Ces crispations n’empêchent pas les laïcs de s’investir plus activement dans les oeuvres religieuses par le biais des confréries, que l’Eglise veut limiter à la charité et à l’entraide, mais aussi par des aspirations à une vie plus authentiquement chrétienne. Ainsi, certains s’essayent même à la prédication (Pierre Valdo de Lyon reçoit de l’archevêque Geoffroy de Morigny l’autorisation exceptionnelle de prêcher, mais son successeur à Lyon Jean aux Belles Mains n’est pas aussi compréhensif en 1184) ou à l’exhortation à la conversion personnelle, ouvrant la voie aux futurs ordres mendiants au début du XIIIe siècle, lesquels feront d’ailleurs des villes leur terre de mission de prédilection.

Enfin, l’article de P. L’Hermite-Leclercq évoque un recueil rédigé en 1136 par un moine de l’abbaye de Saint-Pierre de Melun recensant les miracles attribué à saint Liesne, obscur confesseur dont une église de Melun porte le vocable et dont le nom est cité pour la première fois dans le martyrologe de Wandelbert de Prüm (IXe siècle) mais dont l’auteur même du recueil de miracles avoue ne rien savoir de plus, tout comme les habitants de Melun. Ce recueil est un reflet de la culture populaire qui donne aussi des renseignements sur l’organisation de la ville et sur un certain patriotisme urbain, car il évoque le souvenir d’un temps lointain où Melun aurait été évêché, signe d’une prétention locale à rivaliser avec d’autres villes voisines importantes du domaine royal, Paris mais aussi Sens…

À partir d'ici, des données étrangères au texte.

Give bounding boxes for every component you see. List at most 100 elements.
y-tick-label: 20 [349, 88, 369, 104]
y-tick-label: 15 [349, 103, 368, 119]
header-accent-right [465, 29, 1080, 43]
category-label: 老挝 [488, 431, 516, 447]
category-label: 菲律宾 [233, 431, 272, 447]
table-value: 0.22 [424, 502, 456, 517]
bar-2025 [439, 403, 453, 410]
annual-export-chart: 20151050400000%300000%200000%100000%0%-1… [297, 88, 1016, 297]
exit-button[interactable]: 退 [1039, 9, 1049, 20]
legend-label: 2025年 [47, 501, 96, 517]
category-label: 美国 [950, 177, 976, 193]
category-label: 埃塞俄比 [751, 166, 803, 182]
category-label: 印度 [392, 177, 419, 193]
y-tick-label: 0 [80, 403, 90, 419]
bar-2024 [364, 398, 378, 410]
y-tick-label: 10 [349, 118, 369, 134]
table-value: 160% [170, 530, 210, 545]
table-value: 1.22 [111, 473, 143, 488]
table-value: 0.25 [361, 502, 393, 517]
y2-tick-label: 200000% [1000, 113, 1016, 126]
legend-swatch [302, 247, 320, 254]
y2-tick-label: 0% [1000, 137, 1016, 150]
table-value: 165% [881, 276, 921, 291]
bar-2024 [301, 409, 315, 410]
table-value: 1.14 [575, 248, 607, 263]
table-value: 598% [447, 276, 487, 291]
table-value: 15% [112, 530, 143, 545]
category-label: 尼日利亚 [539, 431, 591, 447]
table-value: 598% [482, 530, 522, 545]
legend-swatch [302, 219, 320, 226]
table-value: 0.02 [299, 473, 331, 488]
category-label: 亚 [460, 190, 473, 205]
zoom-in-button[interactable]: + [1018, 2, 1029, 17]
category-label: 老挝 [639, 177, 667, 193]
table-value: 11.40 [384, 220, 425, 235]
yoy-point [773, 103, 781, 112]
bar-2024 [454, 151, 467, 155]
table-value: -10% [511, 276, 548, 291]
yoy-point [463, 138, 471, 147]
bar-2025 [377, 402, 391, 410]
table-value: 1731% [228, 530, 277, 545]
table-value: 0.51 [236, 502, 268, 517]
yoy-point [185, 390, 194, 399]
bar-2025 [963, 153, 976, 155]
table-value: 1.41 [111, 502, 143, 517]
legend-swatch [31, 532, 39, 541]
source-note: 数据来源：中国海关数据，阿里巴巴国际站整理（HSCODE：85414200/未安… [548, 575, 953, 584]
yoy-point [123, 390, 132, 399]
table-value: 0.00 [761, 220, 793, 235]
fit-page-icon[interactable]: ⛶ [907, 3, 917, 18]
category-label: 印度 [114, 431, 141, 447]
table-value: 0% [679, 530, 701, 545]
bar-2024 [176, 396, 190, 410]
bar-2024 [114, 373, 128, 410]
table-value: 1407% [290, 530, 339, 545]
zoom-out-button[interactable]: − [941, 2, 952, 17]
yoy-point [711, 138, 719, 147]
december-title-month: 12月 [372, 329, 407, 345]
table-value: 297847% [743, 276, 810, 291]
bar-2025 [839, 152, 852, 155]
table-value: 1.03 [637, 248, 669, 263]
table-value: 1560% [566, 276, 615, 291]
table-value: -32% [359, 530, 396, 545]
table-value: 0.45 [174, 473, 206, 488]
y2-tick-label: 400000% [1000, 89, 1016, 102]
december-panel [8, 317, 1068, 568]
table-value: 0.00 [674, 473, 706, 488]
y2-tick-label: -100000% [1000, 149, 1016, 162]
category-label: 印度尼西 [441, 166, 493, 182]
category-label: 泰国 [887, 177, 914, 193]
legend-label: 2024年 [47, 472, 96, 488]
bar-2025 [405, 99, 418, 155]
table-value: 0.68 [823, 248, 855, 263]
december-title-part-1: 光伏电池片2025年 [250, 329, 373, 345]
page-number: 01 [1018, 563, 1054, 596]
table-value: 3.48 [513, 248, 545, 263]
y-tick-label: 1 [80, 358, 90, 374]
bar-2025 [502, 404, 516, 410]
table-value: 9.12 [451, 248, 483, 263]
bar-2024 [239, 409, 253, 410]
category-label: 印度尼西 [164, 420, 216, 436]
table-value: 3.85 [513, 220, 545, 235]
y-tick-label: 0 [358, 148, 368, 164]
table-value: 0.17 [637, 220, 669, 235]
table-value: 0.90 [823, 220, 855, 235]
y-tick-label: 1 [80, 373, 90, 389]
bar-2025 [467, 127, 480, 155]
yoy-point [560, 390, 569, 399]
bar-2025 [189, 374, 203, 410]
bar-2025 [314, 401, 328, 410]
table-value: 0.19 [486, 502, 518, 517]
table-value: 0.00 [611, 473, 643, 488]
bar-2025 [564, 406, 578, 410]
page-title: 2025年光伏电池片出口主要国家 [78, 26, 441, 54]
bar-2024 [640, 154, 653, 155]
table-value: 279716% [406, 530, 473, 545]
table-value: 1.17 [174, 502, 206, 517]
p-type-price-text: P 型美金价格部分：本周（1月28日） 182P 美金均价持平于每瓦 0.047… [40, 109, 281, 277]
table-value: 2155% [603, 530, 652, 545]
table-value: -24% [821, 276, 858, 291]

Alain Saint-Denis présente les conclusions de cette journée en une vaste synthèse montrant les zones d’avancée des connaissances et les zones d’ombre, souvent imputables à l’absence de sources.

Ceux qui souhaiteraient trouver une présentation de la composition sociale ou des activités économiques et commerciales des groupes de laïcs urbains pourront être sans doute déçus par cette lecture, car ces aspects, déjà abordés par ailleurs dans des monographies régionales antérieures, ne sont traités et évoqués dans ce colloque qu’incidemment, du fait que beaucoup de communications touchent plutôt à la relation des citadins aux pouvoirs établis, royaux, seigneuriaux ou ecclésiastiques, ou à l’image que les élites peuvent avoir d’eux. La représentation des laïcs urbains dégagée par ce recueil est, comme souvent en histoire médiévale, une image en creux, qui révèle davantage le point de vue de ceux qui possèdent le pouvoir de l’écrit, les clercs notamment, qui peinent à individualiser ces nouvelles populations citadines dans un groupe aux besoins spécifiques. Dans cette perspective, ce colloque a pu ouvrir des perspectives utiles. Ces rencontres sont aussi l’occasion de remettre en question les interprétations du des XVIIIe et XIXe siècle notamment à propos de la signification du mouvement communal ou des progrès de l’autorité royale. En définitive, les actes de ce colloque rendent bien compte des progrès d’une nouvelle mentalité plus séculière, qui pénètre les allées du pouvoir et transforme, malgré les crispations grégoriennes et féodales, la représentation du monde et de la cité.